Viewing GPU Instance Details

You can view the status information of GPU instances inside a GPU Zone.

mlxp_console_gpuresources03_ko

  • GPU instance name: The name of the GPU instance assigned to the GPU Zone
  • Creation date: The time when the GPU instance was created
  • Status: The GPU instance status
    • Ready: The GPU instance is available
    • NotReady: The GPU instance is unavailable due to hardware failure or other issues
    • Unschedulable: The GPU instance is functioning but excluded from the list of schedulable resources
    • Unknown: The GPU instance requires inspection due to an issue
  • Project: The name of the project to which the GPU instance is assigned

GPU Instance Management

You can assign GPU instances within a GPU Zone to specific projects.

Note

Only Admin and Writer roles in the Workspace can use GPU Instance Management.
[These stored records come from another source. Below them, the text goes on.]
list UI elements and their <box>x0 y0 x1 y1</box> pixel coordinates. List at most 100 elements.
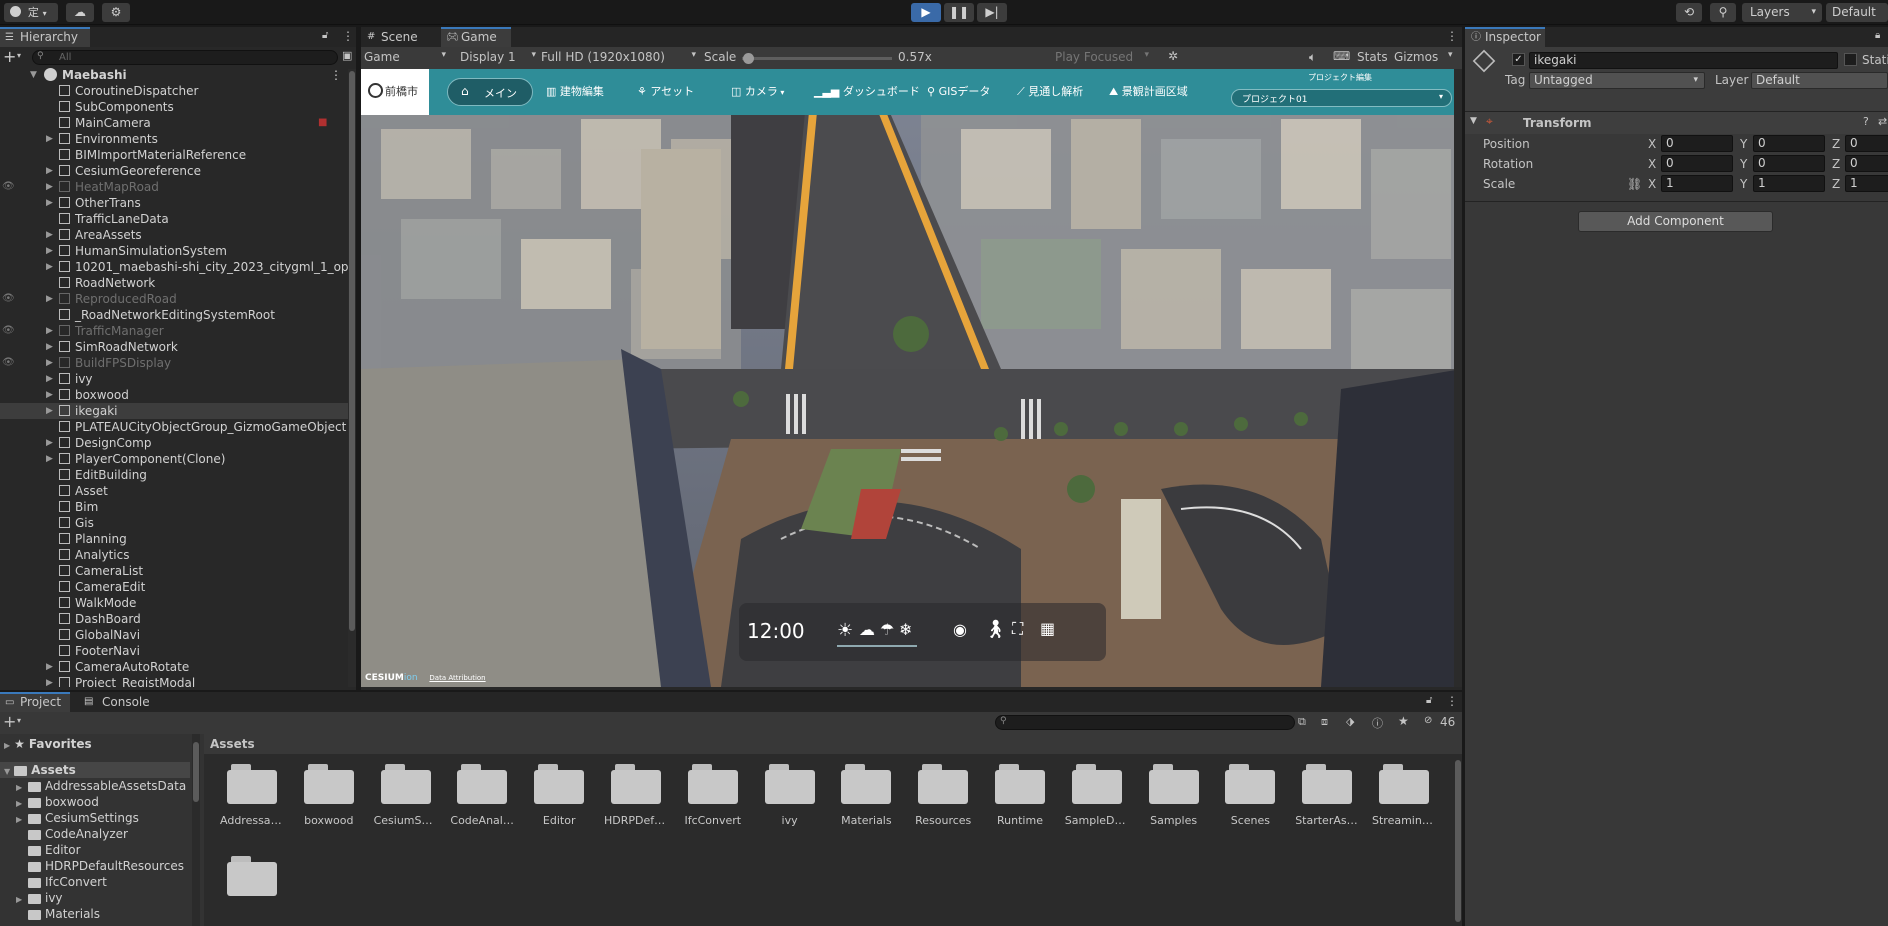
project-tree-item[interactable]: Materials <box>16 906 100 922</box>
tab-hierarchy[interactable]: ☰ Hierarchy <box>0 27 90 47</box>
static-checkbox[interactable] <box>1844 53 1857 66</box>
visibility-hidden-icon[interactable]: 👁︎ <box>2 323 15 339</box>
project-tree-scrollbar[interactable] <box>192 734 200 926</box>
hierarchy-item[interactable]: TrafficLaneData <box>0 211 348 227</box>
sun-icon[interactable]: ☀ <box>837 620 853 641</box>
project-content-scrollbar[interactable] <box>1454 756 1462 926</box>
chevron-right-icon[interactable]: ▶ <box>46 403 53 419</box>
project-tree-item[interactable]: ▶ CesiumSettings <box>16 810 139 826</box>
hierarchy-item[interactable]: CoroutineDispatcher <box>0 83 348 99</box>
game-mode-dropdown[interactable]: Game ▾ <box>364 50 450 66</box>
tab-game[interactable]: 🎮︎ Game <box>441 27 511 47</box>
account-dropdown[interactable]: 定 ▾ <box>4 3 58 22</box>
hierarchy-item[interactable]: Gis <box>0 515 348 531</box>
object-name-input[interactable]: ikegaki <box>1529 52 1838 69</box>
chevron-right-icon[interactable]: ▶ <box>46 387 53 403</box>
asset-folder[interactable]: Scenes <box>1218 764 1282 827</box>
search-button[interactable]: ⚲ <box>1710 3 1736 22</box>
hierarchy-item[interactable]: ▶ AreaAssets <box>0 227 348 243</box>
asset-folder[interactable]: Editor <box>527 764 591 827</box>
location-icon[interactable]: ◉ <box>953 620 967 639</box>
cloud-icon[interactable]: ☁ <box>859 620 875 639</box>
hidden-icon[interactable]: ⊘ <box>1424 715 1432 726</box>
play-button[interactable]: ▶ <box>911 3 941 22</box>
hierarchy-search-input[interactable]: ⚲ All <box>32 50 338 65</box>
hierarchy-item[interactable]: WalkMode <box>0 595 348 611</box>
position-z-input[interactable]: 0 <box>1845 135 1888 152</box>
hierarchy-item[interactable]: ▶ ivy <box>0 371 348 387</box>
chevron-right-icon[interactable]: ▶ <box>46 435 53 451</box>
project-tree-item[interactable]: CodeAnalyzer <box>16 826 128 842</box>
hierarchy-item[interactable]: CameraList <box>0 563 348 579</box>
info-icon[interactable]: ⓘ <box>1372 715 1383 731</box>
project-dropdown[interactable]: プロジェクト01 ▾ <box>1231 89 1452 107</box>
project-tree-item[interactable]: ▶ boxwood <box>16 794 99 810</box>
hierarchy-item[interactable]: 👁︎ ▶ ReproducedRoad <box>0 291 348 307</box>
tab-project[interactable]: ▭ Project <box>0 692 70 712</box>
project-search-input[interactable]: ⚲ <box>995 715 1295 730</box>
chevron-right-icon[interactable]: ▶ <box>46 243 53 259</box>
keyboard-icon[interactable]: ⌨ <box>1333 49 1350 63</box>
asset-folder[interactable]: Addressab... <box>220 764 284 827</box>
more-menu-icon[interactable]: ⋮ <box>342 29 354 43</box>
nav-gis[interactable]: ⚲ GISデータ <box>927 69 990 115</box>
filter-icon[interactable]: ▣ <box>342 49 352 62</box>
chevron-right-icon[interactable]: ▶ <box>46 339 53 355</box>
visibility-hidden-icon[interactable]: 👁︎ <box>2 179 15 195</box>
hierarchy-item[interactable]: ▶ Project_RegistModal <box>0 675 348 687</box>
visibility-hidden-icon[interactable]: 👁︎ <box>2 291 15 307</box>
project-tree-item[interactable]: Editor <box>16 842 81 858</box>
hierarchy-item[interactable]: DashBoard <box>0 611 348 627</box>
scene-root[interactable]: ▼ Maebashi ⋮ <box>0 67 348 83</box>
scale-z-input[interactable]: 1 <box>1845 175 1888 192</box>
constrain-proportions-icon[interactable]: ⛓ <box>1627 177 1642 191</box>
hierarchy-scrollbar[interactable] <box>348 69 356 687</box>
asset-folder[interactable]: CesiumSett... <box>374 764 438 827</box>
cloud-button[interactable]: ☁ <box>66 3 94 22</box>
hierarchy-item[interactable]: 👁︎ ▶ TrafficManager <box>0 323 348 339</box>
project-tree-item[interactable]: ▶ ivy <box>16 890 63 906</box>
help-icon[interactable]: ? <box>1863 115 1869 128</box>
chevron-right-icon[interactable]: ▶ <box>46 179 53 195</box>
add-component-button[interactable]: Add Component <box>1578 211 1773 232</box>
hierarchy-item[interactable]: ▶ boxwood <box>0 387 348 403</box>
chevron-right-icon[interactable]: ▶ <box>46 371 53 387</box>
asset-folder[interactable]: HDRPDefau... <box>604 764 668 827</box>
hierarchy-item[interactable]: Analytics <box>0 547 348 563</box>
chevron-right-icon[interactable]: ▶ <box>46 163 53 179</box>
label-icon[interactable]: ⬗ <box>1346 715 1354 728</box>
scale-slider-knob[interactable] <box>743 53 754 64</box>
rotation-y-input[interactable]: 0 <box>1753 155 1825 172</box>
filter-type-icon[interactable]: ⧈ <box>1321 715 1328 729</box>
add-icon[interactable]: + <box>3 712 16 731</box>
umbrella-icon[interactable]: ☂ <box>880 620 894 639</box>
bug-icon[interactable]: ✲ <box>1168 49 1178 63</box>
chevron-right-icon[interactable]: ▶ <box>46 355 53 371</box>
asset-folder[interactable]: StarterAss... <box>1295 764 1359 827</box>
nav-main[interactable]: ⌂ メイン <box>447 78 533 106</box>
hierarchy-item[interactable]: _RoadNetworkEditingSystemRoot <box>0 307 348 323</box>
gizmos-button[interactable]: Gizmos <box>1394 50 1438 64</box>
hierarchy-item[interactable]: ▶ CameraAutoRotate <box>0 659 348 675</box>
hierarchy-item[interactable]: PLATEAUCityObjectGroup_GizmoGameObject <box>0 419 348 435</box>
display-dropdown[interactable]: Display 1 ▾ <box>460 50 536 66</box>
nav-building-edit[interactable]: ▥ 建物編集 <box>546 69 604 115</box>
city-logo[interactable]: 前橋市 <box>361 69 429 115</box>
asset-folder[interactable]: Samples <box>1142 764 1206 827</box>
frame-icon[interactable]: ⛶ <box>1012 619 1023 639</box>
layers-dropdown[interactable]: Layers ▾ <box>1742 3 1822 22</box>
chevron-right-icon[interactable]: ▶ <box>46 259 53 275</box>
tab-scene[interactable]: # Scene <box>361 27 439 47</box>
walk-icon[interactable]: 🚶︎ <box>984 619 1007 640</box>
layer-dropdown[interactable]: Default <box>1751 72 1888 89</box>
hierarchy-item[interactable]: ▶ DesignComp <box>0 435 348 451</box>
hierarchy-item[interactable]: MainCamera ■ <box>0 115 348 131</box>
preset-icon[interactable]: ⇄ <box>1878 115 1887 128</box>
project-tree-item[interactable]: HDRPDefaultResources <box>16 858 184 874</box>
tag-dropdown[interactable]: Untagged ▾ <box>1529 72 1705 89</box>
hierarchy-item[interactable]: GlobalNavi <box>0 627 348 643</box>
undo-history-button[interactable]: ⟲ <box>1676 3 1702 22</box>
scale-y-input[interactable]: 1 <box>1753 175 1825 192</box>
scrollbar-thumb[interactable] <box>349 71 355 631</box>
visibility-hidden-icon[interactable]: 👁︎ <box>2 355 15 371</box>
  1. In the GPU Instance Management popup, select a project and then select the GPU instances that the project will use.
  2. Click Save button to assign the selected GPU instances to the project.
  3. Click Reset button to reload the GPU instance information assigned to the selected project.
Caution
  • Initially, all GPU instances are assigned to every project. This means all GPU instances allocated to the Workspace are available to all projects.
  • GPU instances can be assigned to multiple projects at the same time.
  • GPU Instance Management defines the pool of available resources per project; it does not reflect the real-time status of Pods currently in use. If a GPU instance with running Pods is reassigned to another project, the Pods will not restart because the assigned project information has changed.